Judge won't put gag order on Sandy-damaged condo owners

The News Journal
James Fisher
22 July 2016

A bitter disagreement over Superstorm Sandy damage to a set of Selbyville-area condo buildings won't be tamped down by a court-imposed gag order, a Court of Chancery judge has ruled.

Vice Chancellor Sam Glasscock III ruled against the condominium association at Mallard Lakes, which had asked the court to stop some unit owners from speaking publicly about a dispute–and lawsuit–over whether Sandy-damaged structures have to be elevated and who will pay if they must be.

seeking to cause turmoil and tension in the community

The unhappy unit owners, the condo association said in court filings, were "seeking to cause turmoil and tension in the community by driving down property values and making operation of the association more expensive." The association had asked the court to prevent the plaintiffs in the lawsuit from raising the subject in HOA meetings and Sussex County Council sessions, too.

But the owners, who've banded together as the Mallard Lakes Sandy Interest Group, say the condo association and real estate agents listing properties in damaged buildings have tried to paper over the fact that the affected units still lack occupancy permits because their post-Sandy repairs weren't completed. The condo association, the group says, must act to fix the damage and spread the cost among the development's 277 units, not just the handful of units in the affected buildings.

bought a condominium they cannot legally occupy

In at least two cases, the group says in a court filing, "condominium units have been sold to unsuspecting owners who factually bought a condominium they cannot legally occupy... Rather than help resolve the situation, the association has tried to silence the petitioners, ignored the problems, or given false information."

STORY: A Sandy headache that won't go away

Glasscock's ruling this week, denying a preliminary injunction sought by the condo association, is far from the last word in the overall lawsuit. The disgruntled owners filed suit in October 2015, three years after Sandy soaked the Delaware coast. In the storm, four 6-unit buildings saw close to a foot of water intrude on their ground floors.

Because Mallard Lakes had filed three claims with the National Flood Insurance Program in the past even before it submitted a claim for the Sandy damage, the federally-run NFIP insisted the affected buildings had to be raised — in some cases, only by about 4 inches — to qualify for occupancy certificates. Since then, the condo unit owners and the association haven't been able to agree on how the cost of that building elevation should be divvied up.

"The association doesn't oppose the elevation of those buildings," said Chad Toms, an attorney representing the Mallard Lakes condo association. "The problem is, these owners want the entire community to pay for it. Our governing documents say these owners should pay for it. It's a stark contrast. There were solutions, but these particular plaintiffs and the litigation choices they've made have foreclosed those options."
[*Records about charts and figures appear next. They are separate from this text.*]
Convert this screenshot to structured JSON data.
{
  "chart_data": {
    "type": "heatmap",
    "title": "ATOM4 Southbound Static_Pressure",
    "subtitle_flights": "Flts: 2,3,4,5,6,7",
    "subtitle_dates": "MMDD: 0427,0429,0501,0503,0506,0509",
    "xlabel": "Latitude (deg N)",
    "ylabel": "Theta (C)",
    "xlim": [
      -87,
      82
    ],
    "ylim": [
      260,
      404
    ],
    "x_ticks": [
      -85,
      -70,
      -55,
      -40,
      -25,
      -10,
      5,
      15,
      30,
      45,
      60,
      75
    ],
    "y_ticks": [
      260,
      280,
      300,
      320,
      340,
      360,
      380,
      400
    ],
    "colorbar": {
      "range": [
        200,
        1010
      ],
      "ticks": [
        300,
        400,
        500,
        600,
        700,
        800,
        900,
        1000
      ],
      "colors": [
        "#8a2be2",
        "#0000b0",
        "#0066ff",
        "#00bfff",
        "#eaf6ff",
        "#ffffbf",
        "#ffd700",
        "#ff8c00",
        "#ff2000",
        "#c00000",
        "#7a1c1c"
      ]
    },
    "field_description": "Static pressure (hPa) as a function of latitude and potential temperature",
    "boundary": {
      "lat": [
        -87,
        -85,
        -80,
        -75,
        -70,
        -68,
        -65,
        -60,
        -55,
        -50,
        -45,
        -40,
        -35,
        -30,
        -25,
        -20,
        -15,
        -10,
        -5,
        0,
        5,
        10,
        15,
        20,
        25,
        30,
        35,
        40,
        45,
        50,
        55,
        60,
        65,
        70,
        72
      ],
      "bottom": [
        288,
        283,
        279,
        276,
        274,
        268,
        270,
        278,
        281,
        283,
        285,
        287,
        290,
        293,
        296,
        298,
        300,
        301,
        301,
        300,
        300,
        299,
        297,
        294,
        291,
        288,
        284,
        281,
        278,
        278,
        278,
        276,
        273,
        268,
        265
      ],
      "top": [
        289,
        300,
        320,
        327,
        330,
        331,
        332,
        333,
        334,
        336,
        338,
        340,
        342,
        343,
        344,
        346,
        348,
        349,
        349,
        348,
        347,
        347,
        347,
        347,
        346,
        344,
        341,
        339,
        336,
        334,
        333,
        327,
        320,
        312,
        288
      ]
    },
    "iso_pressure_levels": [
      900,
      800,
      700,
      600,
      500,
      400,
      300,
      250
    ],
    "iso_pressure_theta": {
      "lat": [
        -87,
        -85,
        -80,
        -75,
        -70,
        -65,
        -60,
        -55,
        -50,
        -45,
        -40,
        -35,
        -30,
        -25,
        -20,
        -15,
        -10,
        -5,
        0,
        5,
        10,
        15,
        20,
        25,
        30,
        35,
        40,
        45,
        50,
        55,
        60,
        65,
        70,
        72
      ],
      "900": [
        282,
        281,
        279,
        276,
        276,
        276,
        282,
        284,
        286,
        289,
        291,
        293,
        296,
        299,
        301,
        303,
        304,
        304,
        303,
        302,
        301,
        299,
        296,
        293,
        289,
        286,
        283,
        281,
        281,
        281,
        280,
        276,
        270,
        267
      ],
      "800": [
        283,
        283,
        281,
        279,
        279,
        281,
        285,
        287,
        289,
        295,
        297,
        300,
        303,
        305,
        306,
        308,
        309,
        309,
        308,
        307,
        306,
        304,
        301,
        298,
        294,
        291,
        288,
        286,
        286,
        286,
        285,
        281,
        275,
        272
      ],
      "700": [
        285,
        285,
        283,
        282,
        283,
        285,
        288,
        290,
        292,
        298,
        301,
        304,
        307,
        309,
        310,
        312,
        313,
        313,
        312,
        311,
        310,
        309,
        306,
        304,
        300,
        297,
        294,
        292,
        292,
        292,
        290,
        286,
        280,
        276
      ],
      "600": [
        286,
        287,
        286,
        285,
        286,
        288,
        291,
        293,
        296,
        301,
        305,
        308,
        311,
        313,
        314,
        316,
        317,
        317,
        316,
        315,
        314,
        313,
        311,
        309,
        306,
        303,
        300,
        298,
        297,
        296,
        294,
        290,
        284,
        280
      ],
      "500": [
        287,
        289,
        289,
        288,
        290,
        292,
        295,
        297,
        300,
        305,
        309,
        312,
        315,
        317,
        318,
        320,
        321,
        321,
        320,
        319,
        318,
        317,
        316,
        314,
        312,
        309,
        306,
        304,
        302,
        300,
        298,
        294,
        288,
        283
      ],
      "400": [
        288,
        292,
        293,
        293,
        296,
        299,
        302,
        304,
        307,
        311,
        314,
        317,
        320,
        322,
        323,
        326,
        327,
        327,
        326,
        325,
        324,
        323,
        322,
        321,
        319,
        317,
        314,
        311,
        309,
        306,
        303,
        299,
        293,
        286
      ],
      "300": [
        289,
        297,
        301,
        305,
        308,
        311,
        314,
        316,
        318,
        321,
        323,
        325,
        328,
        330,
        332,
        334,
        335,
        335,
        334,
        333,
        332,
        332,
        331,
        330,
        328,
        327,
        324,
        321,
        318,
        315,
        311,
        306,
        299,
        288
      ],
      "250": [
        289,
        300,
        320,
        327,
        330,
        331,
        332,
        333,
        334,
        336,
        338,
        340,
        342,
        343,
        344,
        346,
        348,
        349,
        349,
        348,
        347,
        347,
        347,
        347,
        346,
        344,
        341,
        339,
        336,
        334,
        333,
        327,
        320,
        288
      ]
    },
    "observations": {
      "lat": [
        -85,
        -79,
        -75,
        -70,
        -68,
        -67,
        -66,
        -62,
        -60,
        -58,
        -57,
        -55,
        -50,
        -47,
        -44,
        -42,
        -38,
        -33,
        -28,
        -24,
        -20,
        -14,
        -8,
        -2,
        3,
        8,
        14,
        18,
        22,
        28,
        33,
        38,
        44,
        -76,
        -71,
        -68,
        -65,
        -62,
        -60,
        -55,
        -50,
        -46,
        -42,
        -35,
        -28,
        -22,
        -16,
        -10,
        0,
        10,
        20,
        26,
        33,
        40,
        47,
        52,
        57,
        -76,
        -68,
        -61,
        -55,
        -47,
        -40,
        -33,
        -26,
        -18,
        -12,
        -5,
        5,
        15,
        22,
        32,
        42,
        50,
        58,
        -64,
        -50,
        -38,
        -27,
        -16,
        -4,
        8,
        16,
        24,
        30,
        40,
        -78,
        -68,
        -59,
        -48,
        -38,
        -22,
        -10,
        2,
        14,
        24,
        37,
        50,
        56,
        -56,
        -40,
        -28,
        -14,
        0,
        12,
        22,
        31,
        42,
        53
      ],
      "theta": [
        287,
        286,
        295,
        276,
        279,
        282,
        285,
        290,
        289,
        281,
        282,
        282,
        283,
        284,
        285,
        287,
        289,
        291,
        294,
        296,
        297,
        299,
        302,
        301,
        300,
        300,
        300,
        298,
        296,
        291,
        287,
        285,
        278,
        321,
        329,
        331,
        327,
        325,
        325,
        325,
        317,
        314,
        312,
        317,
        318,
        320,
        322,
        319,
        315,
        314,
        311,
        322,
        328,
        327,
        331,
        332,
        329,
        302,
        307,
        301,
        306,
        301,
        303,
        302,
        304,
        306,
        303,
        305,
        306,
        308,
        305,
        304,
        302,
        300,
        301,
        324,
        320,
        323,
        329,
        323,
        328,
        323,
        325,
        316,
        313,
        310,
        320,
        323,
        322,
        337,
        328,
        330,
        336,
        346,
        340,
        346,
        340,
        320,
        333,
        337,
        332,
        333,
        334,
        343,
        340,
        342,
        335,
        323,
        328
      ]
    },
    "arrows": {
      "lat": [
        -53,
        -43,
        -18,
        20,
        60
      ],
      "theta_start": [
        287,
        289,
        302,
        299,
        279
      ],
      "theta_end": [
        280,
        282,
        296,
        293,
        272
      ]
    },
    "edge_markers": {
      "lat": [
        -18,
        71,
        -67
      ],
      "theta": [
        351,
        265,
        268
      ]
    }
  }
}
STORY: FEMA spurns Mallard Lakes Sandy grant bid

The upset owners, meanwhile, say they're glad Glasscock declined to force their silence in public about the dispute.

"Mallard Lakes board members have chosen to spend everyone's condo dues on legal fees such as this indefensible attempt to stifle our constitutional right to free speech," Melissa Golden, a Pennsylvania resident who owns one of the damaged condos. "Mallard Lakes HOA's time and resources should be dedicated to resolving the very serious issues of Sandy victims who have no certificates of occupancy."

The costs of rising the units
The attorney for the condo corporation responds that only the members who own the affected units in those four buildings are financially responsible for the cost of elevating their buildings.

Instead of spreading out the estimated price tag among 477 units, it should be divided among the 24 units.

If all units were to contribute, all owners would need to pay a $4,000 per unit special assessment. If only 24 units must bear the cost, each unit owner would have to come up with $79,500 which is approximately 40% of the value of their homes.